Youtube admite erro sobre conteúdo de criptomoedas

Por: Daniela Abrantes
Publicado em 30/12/2019

Dezenas de vídeos removidos

A saga dos vídeos removidos pela plataforma de vídeos Youtube, teve inicio dia 23 de dezembro, no qual Youtubers de criptomoeda afirmam que a plataforma excluiu os vídeos por “conteúdo perigoso” e “venda de mercadorias regulamentadas”

Chris Dunn youtuber com mais de 210 mil inscritos e quase 7,5 milhões de visualizações foi um dos afetados, com alguns vídeos removidos.

Node Investor, Ivan on Tech, Robert Beadles e muitos outros youtubers também tiveram seus conteúdos afetados.

“Parece que uma razão pela qual o YouTube esteja excluindo canais de criptomoeda é a existência de qualquer link para sites/exchanges externas nas descrições de vídeo”, afirma Omar Bham em seu Twitter.

De acordo com as diretrizes da comunidade do YouTube, o conteúdo é removido automaticamente se violar as regras da plataforma. Isso pode incluir nudez ou conteúdo sexual, conteúdo nocivo ou perigoso, conteúdo odioso, conteúdo violento ou gráfico, assédio ou intimidação virtual, spams, golpes e muito mais.

A plataforma envia advertência para os canais caso algum desses casos ocorra, com o primeiro aviso o canal é impedido de carregar, publicar ou fazer streaming por uma semana. Com o segundo aviso o período aumenta para duas semanas e com o terceiro aviso em até 90 dias, pode resultar na remoção permanente do canal.

Migração para outras plataformas

Com os ataques do Youtube, os criadores de conteúdo estão migrando para outras plataformas, como Instagram, Facebook, DTube, Steemit, Minds, Bitchute, Bittube a LBRY.

Por exemplo, a LBRY é uma plataforma menos conhecida que utiliza tecnologia blockchain para permitir que os usuários publiquem conteúdo e sejam pagos por isso. O CEO da empresa afirmou que o acesso a plataforma aumentou quase 100% por dia, depois da proibição do Youtube.

Apesar desses programas resolverem a questão da censura e remoção dos conteúdos, a questão de público é ainda muito limitado, já que a grande massa está no Youtube.

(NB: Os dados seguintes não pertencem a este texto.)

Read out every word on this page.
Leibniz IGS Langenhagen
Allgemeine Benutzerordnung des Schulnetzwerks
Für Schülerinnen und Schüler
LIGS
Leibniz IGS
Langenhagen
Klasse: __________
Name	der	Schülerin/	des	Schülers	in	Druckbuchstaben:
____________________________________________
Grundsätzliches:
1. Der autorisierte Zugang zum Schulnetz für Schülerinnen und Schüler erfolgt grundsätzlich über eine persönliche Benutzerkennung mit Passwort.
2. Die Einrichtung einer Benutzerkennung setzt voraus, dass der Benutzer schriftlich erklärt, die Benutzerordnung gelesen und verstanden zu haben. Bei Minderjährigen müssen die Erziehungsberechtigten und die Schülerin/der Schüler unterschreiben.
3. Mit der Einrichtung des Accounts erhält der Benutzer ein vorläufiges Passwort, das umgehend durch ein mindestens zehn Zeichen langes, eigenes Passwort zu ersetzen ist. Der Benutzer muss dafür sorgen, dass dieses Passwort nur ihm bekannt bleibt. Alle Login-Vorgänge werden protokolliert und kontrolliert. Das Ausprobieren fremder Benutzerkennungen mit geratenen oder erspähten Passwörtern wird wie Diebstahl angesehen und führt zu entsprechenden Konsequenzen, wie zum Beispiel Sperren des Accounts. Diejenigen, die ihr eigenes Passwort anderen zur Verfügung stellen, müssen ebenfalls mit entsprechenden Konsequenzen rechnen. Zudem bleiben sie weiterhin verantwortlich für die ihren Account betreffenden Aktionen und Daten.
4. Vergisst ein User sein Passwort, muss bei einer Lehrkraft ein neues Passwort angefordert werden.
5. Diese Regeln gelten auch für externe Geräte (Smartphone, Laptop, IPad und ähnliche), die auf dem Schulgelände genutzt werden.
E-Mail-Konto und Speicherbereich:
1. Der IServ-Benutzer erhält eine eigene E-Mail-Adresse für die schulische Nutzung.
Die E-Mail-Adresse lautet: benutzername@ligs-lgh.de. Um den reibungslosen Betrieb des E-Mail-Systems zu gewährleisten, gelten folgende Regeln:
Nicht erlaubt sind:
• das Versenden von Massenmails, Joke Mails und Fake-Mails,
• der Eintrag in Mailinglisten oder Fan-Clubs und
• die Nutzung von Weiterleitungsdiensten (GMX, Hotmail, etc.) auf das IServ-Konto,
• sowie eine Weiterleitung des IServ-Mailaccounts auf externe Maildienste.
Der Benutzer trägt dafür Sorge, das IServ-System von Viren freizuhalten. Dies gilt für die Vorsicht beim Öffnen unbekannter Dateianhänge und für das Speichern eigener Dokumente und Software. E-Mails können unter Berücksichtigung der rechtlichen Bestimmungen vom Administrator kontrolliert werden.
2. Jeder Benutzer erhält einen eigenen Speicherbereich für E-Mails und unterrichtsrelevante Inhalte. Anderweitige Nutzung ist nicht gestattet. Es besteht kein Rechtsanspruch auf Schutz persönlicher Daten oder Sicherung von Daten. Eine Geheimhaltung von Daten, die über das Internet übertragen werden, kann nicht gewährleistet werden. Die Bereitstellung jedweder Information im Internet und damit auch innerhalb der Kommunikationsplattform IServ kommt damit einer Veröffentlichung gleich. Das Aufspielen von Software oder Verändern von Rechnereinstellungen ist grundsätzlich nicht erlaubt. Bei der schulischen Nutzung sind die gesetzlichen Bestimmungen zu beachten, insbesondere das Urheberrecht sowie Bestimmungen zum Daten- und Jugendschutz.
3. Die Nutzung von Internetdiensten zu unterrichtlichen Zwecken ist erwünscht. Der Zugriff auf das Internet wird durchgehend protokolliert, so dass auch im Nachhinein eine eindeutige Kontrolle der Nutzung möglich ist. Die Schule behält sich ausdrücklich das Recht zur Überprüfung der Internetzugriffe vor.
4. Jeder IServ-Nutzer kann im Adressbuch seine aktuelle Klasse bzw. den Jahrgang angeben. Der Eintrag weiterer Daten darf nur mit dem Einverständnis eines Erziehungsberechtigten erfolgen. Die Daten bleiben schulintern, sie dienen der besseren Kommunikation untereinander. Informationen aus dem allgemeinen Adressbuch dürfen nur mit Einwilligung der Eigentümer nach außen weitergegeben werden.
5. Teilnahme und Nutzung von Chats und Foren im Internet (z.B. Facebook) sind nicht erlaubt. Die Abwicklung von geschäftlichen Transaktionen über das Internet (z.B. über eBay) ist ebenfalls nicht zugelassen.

“Talvez seja hora da comunidade de criptomoeda criar sua própria plataforma de mídia social, resistente a censura e habilitada para blockchain. Muitos desafios, no entanto, spam, fraude, trolls, incentivos, direitos autorais, economia de token, governança, privacidade…Mas está na hora!”, afirmou Changpeng Shao, fundador e CEO da Binance em seu Twitter.

Em 26 de dezembro, o Youtube divulgou uma declaração afirmando que havia removido por engano centenas de vídeos sobre criptomoedas nessa semana e que iria restaurar os vídeos.

Porém alguns Youtubers ainda não tiveram seus vídeos e advertências restauradas.